QUEPOS, Puntarenas — The three of us gasped in surprise when we saw the tiny three-toed baby sloth clinging to the chest of a human “Sloth Mama” named Sam.
“His name is Chuck, and he was actually found in a tree without his mama,” said Vernita Gundy, 42, from Philadelphia, our tour guide at the Kids Saving the Rainforest animal rescue center near Manuel Antonio, where orphaned sloths are sadly abundant.
“We don’t know what happened to his mom,” Gundy said. “He was in the tree crying, and they had to go up there and somehow get him down.”
Crying? What is the sound of a baby sloth crying? It was the kind of story that made full-grown humans want to cry.
Yet Chuck was thriving — chewing on a big guarumo leaf, even as the three surprisingly large claws on his front paws clutched the bib of Sam Trull, 34, a U.S. primatologist who came to Costa Rica and accidentally fell in love with baby sloths.
“There are five babies in the nursery, and then two sub-adults that are going to be released this summer that are outside,” Sam said, speaking into a microphone through a window that keeps the baby sloths safe from contagion and anxiety caused by anything outside (like us).
“Chuck is 5 to 6 weeks old,” said Sam, holding her baby while a colleague behind her busily prepared food for all the other animals here.
There’s a howler monkey in the clinic, and in the cages next door there are big strong spider monkeys, cute white-faced capuchins, endangered squirrel monkeys — lots of them — and even two non-native monkeys, including some marmosets that strongly resemble the cast of the 1984 movie “Gremlins.”
There are injured parrots, crippled hawks and a blind coatimundi. There are kinkajous and turtles. Ocelots and other felines could be an option for the future, but new cages would have to be built.

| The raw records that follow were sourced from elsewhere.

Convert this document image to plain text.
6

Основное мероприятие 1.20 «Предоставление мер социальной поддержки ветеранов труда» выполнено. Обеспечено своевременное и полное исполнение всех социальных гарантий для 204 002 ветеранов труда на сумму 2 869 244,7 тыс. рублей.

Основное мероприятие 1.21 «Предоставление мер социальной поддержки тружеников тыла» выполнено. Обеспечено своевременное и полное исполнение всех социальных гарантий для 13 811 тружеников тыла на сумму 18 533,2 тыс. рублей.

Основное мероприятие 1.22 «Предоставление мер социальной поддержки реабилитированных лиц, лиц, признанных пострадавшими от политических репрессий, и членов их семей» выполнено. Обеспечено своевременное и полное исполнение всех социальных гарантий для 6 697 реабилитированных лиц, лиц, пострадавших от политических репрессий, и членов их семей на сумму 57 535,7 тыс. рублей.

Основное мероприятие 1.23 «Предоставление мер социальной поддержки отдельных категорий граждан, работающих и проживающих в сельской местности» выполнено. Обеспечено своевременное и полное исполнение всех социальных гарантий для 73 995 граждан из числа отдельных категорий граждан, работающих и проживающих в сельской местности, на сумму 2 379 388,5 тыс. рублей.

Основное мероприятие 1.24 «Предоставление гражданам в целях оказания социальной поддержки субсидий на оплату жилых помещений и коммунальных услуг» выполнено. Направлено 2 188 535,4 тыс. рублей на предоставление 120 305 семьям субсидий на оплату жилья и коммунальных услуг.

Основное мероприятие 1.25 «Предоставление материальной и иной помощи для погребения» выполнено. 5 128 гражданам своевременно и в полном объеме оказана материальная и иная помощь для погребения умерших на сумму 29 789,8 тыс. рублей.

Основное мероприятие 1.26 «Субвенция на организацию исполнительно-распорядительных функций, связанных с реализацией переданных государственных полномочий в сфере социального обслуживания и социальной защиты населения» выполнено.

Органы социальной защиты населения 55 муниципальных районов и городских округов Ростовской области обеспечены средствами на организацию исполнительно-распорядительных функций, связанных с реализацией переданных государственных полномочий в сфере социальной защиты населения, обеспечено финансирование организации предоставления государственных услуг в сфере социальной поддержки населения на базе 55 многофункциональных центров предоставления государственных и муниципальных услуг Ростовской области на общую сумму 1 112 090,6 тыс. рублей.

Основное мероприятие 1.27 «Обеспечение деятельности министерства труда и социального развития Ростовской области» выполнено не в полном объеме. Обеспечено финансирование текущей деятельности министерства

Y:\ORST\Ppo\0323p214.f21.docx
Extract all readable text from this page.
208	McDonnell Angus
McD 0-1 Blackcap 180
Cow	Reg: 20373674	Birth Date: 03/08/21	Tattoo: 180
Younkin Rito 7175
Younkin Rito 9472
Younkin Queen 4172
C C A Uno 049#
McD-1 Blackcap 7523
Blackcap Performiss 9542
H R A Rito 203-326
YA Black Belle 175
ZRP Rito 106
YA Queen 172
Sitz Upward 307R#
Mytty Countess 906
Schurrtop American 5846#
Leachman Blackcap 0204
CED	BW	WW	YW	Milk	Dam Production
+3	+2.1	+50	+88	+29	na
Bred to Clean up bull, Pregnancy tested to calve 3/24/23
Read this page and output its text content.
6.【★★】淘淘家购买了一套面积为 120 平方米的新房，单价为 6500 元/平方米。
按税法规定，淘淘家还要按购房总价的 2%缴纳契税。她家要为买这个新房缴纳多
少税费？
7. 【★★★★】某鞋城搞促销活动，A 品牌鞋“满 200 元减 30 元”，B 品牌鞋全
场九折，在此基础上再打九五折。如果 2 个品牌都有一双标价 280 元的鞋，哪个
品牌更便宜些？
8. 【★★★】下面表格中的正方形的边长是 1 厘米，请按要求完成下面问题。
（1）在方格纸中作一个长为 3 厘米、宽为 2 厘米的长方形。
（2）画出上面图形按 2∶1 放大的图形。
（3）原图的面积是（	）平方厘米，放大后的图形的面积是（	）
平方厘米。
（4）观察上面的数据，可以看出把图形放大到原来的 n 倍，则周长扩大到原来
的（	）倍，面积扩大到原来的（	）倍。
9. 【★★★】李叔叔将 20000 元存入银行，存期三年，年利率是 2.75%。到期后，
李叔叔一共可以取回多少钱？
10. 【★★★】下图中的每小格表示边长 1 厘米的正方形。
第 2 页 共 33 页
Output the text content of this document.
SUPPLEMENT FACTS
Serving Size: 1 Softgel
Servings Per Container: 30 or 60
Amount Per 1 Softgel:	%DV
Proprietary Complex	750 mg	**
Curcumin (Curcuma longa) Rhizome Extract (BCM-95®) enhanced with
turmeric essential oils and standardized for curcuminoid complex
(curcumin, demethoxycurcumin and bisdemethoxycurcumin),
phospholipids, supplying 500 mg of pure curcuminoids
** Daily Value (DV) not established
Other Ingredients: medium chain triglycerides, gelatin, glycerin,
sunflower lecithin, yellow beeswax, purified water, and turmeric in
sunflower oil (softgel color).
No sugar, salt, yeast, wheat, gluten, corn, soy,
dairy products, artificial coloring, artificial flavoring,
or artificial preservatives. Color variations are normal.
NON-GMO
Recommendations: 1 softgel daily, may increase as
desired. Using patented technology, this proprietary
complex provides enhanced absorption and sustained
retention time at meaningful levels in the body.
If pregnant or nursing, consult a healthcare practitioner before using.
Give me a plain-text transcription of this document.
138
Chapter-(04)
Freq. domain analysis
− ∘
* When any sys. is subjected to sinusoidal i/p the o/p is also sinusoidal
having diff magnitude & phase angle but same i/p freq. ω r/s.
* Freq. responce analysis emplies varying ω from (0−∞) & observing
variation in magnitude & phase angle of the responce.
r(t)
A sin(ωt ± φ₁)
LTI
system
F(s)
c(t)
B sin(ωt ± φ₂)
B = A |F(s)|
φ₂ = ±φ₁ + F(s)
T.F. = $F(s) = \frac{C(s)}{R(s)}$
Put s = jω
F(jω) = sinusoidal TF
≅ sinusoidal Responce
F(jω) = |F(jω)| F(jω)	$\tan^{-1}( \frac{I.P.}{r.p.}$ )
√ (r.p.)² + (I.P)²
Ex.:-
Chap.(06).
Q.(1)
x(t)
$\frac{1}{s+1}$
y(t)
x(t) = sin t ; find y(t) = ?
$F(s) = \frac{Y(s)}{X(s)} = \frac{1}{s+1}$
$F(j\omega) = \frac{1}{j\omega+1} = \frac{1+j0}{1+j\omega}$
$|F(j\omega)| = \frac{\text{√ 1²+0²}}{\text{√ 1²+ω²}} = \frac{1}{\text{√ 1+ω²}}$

“That’s a guarumo leaf he’s eating,” Sam said, glancing down at her surrogate sloth-child. “It’s one of their favorite foods, especially the three-toed sloth.”
The guarumo is not a dense tree, so it’s easier to spot a sloth feeding in one, she said. But after a good meal, the sloths move to trees with denser foliage, the better to protect them from aerial predators like harpy eagles.
The sloths’ coarse fur makes a good host for green algae, the better to camouflage this docile pacifist in the treetops. Sloths would rather hide than fight — but if you want to fight one, you might want to make an appointment with the hospital first.
“When we have electrocuted sloths and we have to treat them, it’s not easy,” Gundy said. “It takes three people to get them in and out of a cage.”
Do they have sharp teeth?
You don’t want to find out with your fingers. Sam was once badly bitten trying to feed a carrot to a two-toed sloth that had been electrocuted on a power line.
“The two-toed can be very dangerous,” she said. “They have really strong jaws, like they can chew through rocks, and they have really big canine-like teeth, not technically canines, but they’re giant, canine-looking teeth, and they can do serious damage.”
Sam said this, bear in mind, with an infant three-toed sloth cuddling her chest, munching on a leaf.
“And they actually fight, they’re territorial, like the males,” she said. “And they’re also omnivorous.”
The three-toed sloths, on the other hand, have nubby molars that couldn’t do much damage.
“These guys will bite if threatened, but usually they try camouflage,” she said. “It’s kind of sad when they try to bite.” She said it’s the kind of bite that will make you say, “Oh, that’s cute.”
But sloths’ mouths are full of bacteria that can be really dangerous.
“Almost everyone who is bitten by a sloth here has to take antibiotics because otherwise the bite can get infected really fast,” Sam said.
Little Chuck ignored us all and kept biting, biting, biting that tasty leaf, clinging to his Sloth Mama.
And there was one thing Chuck wasn’t doing anymore.